Wild Like Flowers, Introduction
"Let us talk for a moment about wildness. How many old and silent ponds have you walked past? Did you notice the frogs? Bashō’s brilliance is that he highlights the pond by showing you a frog."
This is the Introduction of my second book, Wild Like Flowers: The Restoration of Relationship Through Regeneration. You can buy the book here. Or, you can read it here.
Introduction
Let us talk for a moment about wildness. Put down your seed catalogues and no-till-drills and put on your boots. It is time to go for a walk. The Merriam-Webster Thesaurus compares wildness with recklessness, rashness, foolhardiness, dereliction, and heedlessness. But while on our walk, let us think of it as the geography of hope, connection and awareness—a medium for reciprocity.

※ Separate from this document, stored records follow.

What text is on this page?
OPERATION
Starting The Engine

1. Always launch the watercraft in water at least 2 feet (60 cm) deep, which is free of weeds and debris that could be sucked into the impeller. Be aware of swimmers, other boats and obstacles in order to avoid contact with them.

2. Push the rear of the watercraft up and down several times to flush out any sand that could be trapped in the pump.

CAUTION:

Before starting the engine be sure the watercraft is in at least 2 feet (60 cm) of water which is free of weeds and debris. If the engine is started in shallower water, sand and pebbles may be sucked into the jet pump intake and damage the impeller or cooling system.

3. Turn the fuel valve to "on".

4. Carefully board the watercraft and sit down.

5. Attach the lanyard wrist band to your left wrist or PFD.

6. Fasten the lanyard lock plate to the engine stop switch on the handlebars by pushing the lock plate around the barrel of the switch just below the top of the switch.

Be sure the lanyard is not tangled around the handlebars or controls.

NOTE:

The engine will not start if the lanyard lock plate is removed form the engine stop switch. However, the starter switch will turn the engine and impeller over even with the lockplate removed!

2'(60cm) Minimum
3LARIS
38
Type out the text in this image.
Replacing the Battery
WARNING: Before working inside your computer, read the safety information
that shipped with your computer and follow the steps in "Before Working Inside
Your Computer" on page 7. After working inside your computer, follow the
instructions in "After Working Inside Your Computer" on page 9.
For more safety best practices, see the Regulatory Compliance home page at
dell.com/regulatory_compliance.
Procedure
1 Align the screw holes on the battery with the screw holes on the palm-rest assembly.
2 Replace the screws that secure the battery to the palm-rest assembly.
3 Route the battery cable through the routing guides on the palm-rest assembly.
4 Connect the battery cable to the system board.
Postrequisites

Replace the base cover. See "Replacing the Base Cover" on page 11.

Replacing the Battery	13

Look here at this ancient forest and the spring buried deep within its open glades, rich in minerals and rhythms as it bubbles to the surface. Taste it, feel its lucid legitimacy, watch its gentle haste, its racing present-ness, its steady surge of life anew. Why does its thousand-year journey emerge here? It returns only silence, for it seeks to support life and not to define it. Drink its water and be nourished as the spring itself has been nourished by the rich melodies of woodland birds and biota. Hush. Do you hear that? It is Silence and she is speaking. Consider the flutter of summer’s swallows just beyond this open canopy. Watch their wild placidity, their calm fervor, their race to nowhere and to everywhere—summer’s shiny sequins sewn into the seams of wild accouterments. Is there not purpose in their chance maneuvers? If they are heedless and if this spring is reckless, then call me a fool.